Pete Evans has come under some serious fire after controversially revealing he wears "generally nothing" while out in the sun, and calling out the "poisonous chemicals" in sunscreen.
But is he right?
Chanel 7 Be spoke to Craig Sinclair, Chair of the Cancer Council Skin Cancer Committee on whether we should be worried about what is in sunscreens.
And the answer was a resounding no. According to the experts, we definitely need to slip, slop, slap – and here's five reasons why.
Sunscreens aren't harmful to your skin
"The critical point with sunscreen here in Australia is that they're governed by the Therapeutic Goods Administration which is a government authority whose job it is to regulate all pharmaceuticals in the country," says Craig. "We are really fortunate in Australia that we have a highly regulated sunscreen industry."
"Where this context of poison [and] that it is harmful comes from, I do not know. It's certainly not in the scientific literature. It's certainly not something we as consumers need to be concerned about."
They are proven to reduce the risk of cancer
"A typical SPF 50 sunscreen, when applied properly, will block out 98 percent of the sun's UV," says Craig. They are products that have been proven to effective in reducing the risk of melanoma."

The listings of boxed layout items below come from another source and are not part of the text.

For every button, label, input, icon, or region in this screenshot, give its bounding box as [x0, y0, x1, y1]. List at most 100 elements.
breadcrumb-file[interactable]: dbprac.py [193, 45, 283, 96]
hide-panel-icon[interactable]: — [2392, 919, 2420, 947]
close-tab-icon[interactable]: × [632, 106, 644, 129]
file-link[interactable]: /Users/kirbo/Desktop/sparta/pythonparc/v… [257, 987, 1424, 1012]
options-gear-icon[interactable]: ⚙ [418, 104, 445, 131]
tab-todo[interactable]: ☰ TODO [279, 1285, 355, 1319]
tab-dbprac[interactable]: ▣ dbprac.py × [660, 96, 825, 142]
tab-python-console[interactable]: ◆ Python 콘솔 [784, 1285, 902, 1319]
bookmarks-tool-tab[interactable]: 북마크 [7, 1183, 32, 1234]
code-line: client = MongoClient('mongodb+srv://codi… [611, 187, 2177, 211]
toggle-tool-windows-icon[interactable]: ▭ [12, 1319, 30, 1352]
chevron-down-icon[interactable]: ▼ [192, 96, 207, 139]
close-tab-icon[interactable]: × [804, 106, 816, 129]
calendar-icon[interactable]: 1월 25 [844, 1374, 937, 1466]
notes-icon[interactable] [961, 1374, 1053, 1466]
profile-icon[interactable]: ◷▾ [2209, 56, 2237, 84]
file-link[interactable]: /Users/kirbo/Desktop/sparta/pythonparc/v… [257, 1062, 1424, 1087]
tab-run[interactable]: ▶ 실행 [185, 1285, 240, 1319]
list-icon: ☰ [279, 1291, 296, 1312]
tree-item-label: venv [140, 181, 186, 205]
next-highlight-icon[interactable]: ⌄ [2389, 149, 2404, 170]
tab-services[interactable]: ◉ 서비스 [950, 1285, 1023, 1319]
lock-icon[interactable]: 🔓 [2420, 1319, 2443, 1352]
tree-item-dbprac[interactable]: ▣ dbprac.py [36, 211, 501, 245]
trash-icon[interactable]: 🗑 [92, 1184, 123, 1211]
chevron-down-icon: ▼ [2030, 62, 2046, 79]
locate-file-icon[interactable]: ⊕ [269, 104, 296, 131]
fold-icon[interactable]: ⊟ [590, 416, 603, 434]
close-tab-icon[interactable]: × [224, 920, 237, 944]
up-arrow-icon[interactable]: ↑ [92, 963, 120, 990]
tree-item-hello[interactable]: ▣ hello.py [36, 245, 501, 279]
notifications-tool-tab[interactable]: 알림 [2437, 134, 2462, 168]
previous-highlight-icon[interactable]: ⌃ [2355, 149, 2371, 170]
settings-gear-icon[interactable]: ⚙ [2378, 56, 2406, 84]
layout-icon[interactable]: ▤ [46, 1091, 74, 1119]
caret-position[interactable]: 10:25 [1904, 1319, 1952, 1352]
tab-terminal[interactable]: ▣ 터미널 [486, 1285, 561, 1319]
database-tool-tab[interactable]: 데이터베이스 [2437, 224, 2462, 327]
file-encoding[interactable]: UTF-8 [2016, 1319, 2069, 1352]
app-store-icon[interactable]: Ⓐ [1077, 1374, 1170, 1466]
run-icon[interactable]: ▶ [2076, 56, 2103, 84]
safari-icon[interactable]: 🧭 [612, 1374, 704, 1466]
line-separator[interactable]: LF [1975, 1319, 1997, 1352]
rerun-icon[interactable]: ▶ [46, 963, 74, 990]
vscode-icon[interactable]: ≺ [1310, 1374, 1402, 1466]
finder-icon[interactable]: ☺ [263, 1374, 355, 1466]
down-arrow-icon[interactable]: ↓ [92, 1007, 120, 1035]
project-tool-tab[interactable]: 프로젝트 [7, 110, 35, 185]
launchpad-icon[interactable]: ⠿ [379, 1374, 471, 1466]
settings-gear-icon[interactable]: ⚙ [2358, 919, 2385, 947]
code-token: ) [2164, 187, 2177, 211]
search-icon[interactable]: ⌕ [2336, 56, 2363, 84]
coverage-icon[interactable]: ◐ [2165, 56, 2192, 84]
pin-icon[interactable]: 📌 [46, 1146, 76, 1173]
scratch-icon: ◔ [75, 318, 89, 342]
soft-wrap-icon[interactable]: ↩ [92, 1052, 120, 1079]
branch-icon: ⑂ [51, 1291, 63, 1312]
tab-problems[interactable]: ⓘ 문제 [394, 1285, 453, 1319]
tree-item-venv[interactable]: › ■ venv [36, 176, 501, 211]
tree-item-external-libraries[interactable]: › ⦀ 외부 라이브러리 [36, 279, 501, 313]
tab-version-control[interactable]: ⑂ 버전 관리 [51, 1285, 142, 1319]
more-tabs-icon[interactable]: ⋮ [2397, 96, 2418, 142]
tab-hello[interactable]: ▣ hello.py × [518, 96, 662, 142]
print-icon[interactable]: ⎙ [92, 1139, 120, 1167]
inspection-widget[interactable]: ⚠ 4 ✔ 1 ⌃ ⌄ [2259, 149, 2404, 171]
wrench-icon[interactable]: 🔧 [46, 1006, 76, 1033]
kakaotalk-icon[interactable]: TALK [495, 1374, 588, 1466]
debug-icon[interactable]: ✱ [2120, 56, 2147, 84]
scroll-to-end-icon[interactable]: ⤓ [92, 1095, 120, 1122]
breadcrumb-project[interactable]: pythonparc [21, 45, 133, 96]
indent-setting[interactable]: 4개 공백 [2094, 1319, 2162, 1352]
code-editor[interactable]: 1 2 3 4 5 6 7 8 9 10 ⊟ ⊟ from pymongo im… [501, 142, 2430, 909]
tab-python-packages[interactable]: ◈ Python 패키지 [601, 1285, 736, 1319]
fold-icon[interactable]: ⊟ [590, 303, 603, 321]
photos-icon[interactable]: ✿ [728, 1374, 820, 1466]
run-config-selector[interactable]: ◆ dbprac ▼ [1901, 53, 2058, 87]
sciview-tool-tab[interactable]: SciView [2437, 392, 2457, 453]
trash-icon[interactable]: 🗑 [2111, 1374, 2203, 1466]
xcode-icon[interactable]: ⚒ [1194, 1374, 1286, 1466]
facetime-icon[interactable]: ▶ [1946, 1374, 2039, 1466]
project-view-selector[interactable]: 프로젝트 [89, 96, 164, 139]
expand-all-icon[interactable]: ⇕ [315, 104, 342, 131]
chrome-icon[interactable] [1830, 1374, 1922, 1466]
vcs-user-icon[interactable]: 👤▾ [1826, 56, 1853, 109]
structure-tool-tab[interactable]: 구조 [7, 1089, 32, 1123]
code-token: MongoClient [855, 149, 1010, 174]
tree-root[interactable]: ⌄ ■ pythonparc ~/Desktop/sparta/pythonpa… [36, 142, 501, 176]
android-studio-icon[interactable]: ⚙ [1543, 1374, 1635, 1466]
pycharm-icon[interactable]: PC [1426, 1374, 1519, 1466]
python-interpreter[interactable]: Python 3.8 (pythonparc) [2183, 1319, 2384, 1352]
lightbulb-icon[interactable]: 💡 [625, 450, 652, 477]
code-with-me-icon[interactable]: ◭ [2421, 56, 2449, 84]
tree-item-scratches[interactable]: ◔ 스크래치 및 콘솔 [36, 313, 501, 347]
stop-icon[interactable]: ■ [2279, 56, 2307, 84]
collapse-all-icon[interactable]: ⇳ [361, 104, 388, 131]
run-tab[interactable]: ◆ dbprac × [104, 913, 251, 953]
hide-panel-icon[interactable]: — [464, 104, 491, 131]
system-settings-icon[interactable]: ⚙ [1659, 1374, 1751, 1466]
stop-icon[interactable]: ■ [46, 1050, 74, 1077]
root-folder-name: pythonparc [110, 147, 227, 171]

They're the best wrinkle-buster around
Don't want to look like the leathery old lady in There's Something About Mary? Protecting your skin from the sun is the best thing you can do to keep that fresh-faced glow you've got going on.
"We have products that have been in the market for decades and they've been proven to not only reduce melanoma in particular, but of course skin ageing, because they're letting a lot less UVA to penetrate," says Craig.
Tanning is bad. Very bad.
Pete admits to rocking "an all over tan all year" but that's bad news for your skin, says Craig.
"A tan is a sign of damage to your skin's DNA. While sunburn is in an indicator you've gone too far, a tan is doing the same thing. Just because you don't burn doesn't mean you're not putting yourself at risk of skin cancer."
That sun, she's a powerful one.
Fifteen minutes. That's all it takes in summer to get the first sign of sunburn. For Pete to go surfing for four hours using Surf Mud, a product that hasn't been approved by the Therapeutic Goods Administration, is "madness", says Craig.
"It is really important that we take steps to protect ourselves prior to getting sunburnt," says Craig.